The University of California Board of Regents reluctantly approved a new $797.5 million budget for the Office of the President, while questioning the constitutionality of new direct funding from the state Legislature.
Just under $300 million of the budget approved Thursday, during the regents' meeting at the UCSF Mission Bay campus, came directly from the Legislature as part of the state budget deal signed by Gov. Jerry Brown in June.
Previously, state funding for the UC Office of the President, headed by Janet Napolitano, was sent to the 10 campuses, and the president's office collected fees from each campus, giving it complete discretion on how those funds were spent. Now state lawmakers will have more control of those funds.
Increased legislative oversight was one of the recommendations that came out of a damning state audit of the office's budget practices released in April. It found that the Office of the President had "amassed substantial reserve funds, used misleading budgeting practices, provided its employees with generous salaries and atypical benefits, and failed to satisfactorily justify its spending on systemwide initiatives."
At Thursday's meeting, board chair George Kieffer said he agreed with much of what State Auditor Elaine Howle found in her audit, but singled out the Legislature taking direct control of state funding as a "troubling incursion into the board's authority." He and other regents questioned the constitutionality of the move and warned that it could lead to further direct control of the university.
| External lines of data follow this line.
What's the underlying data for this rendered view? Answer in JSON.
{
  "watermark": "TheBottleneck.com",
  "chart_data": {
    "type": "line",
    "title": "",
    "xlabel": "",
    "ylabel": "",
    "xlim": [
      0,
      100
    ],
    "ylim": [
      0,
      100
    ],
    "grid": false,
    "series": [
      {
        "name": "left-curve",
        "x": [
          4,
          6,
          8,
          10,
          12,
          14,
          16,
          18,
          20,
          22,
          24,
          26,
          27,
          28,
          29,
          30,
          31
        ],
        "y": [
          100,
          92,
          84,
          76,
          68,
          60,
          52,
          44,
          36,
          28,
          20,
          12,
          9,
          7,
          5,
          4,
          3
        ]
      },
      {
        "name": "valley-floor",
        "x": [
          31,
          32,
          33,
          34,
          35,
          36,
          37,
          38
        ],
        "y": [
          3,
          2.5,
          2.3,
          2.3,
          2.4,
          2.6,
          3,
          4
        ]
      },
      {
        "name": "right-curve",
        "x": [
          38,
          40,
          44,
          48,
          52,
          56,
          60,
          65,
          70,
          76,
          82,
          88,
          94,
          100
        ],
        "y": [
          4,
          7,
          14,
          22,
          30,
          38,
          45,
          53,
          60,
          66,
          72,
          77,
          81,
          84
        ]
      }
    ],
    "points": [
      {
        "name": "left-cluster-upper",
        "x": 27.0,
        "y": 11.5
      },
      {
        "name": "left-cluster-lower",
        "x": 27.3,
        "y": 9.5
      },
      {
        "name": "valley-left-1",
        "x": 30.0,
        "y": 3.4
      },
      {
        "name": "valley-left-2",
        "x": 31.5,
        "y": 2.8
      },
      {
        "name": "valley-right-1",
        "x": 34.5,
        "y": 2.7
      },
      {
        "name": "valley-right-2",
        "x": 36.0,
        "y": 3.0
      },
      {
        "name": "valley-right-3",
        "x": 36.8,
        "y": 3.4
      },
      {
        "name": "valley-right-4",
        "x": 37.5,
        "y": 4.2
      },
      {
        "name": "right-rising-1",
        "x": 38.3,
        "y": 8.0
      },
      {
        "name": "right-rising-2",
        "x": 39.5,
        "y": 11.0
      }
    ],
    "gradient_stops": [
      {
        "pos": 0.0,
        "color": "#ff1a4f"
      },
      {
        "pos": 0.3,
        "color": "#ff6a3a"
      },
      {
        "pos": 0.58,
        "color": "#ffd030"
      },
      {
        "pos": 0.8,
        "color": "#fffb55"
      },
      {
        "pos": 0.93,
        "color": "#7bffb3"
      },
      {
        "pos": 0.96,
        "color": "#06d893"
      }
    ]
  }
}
"This is an erosion of our autonomy," Regent Hadi Makarechian said. "We need to preserve our rights. If we continue with this precedent, next time we may get into the chancellors' budgets."
Kieffer said the university has asked outside counsel to weigh in on the constitutionality of the move. The change is authorized only for one year, but Los Angeles state Sen. Ed Hernandez has introduced a constitutional amendment that would enshrine stricter legislative control over the UC system in the state's constitution.
Kieffer said the university brought some of these issues on itself with its previous lax budget practices and that it must communicate better with state lawmakers to improve things.
"I hope by doing our jobs right, this will be a onetime occurrence," Kieffer said. "Because if it's not, we've got a problem."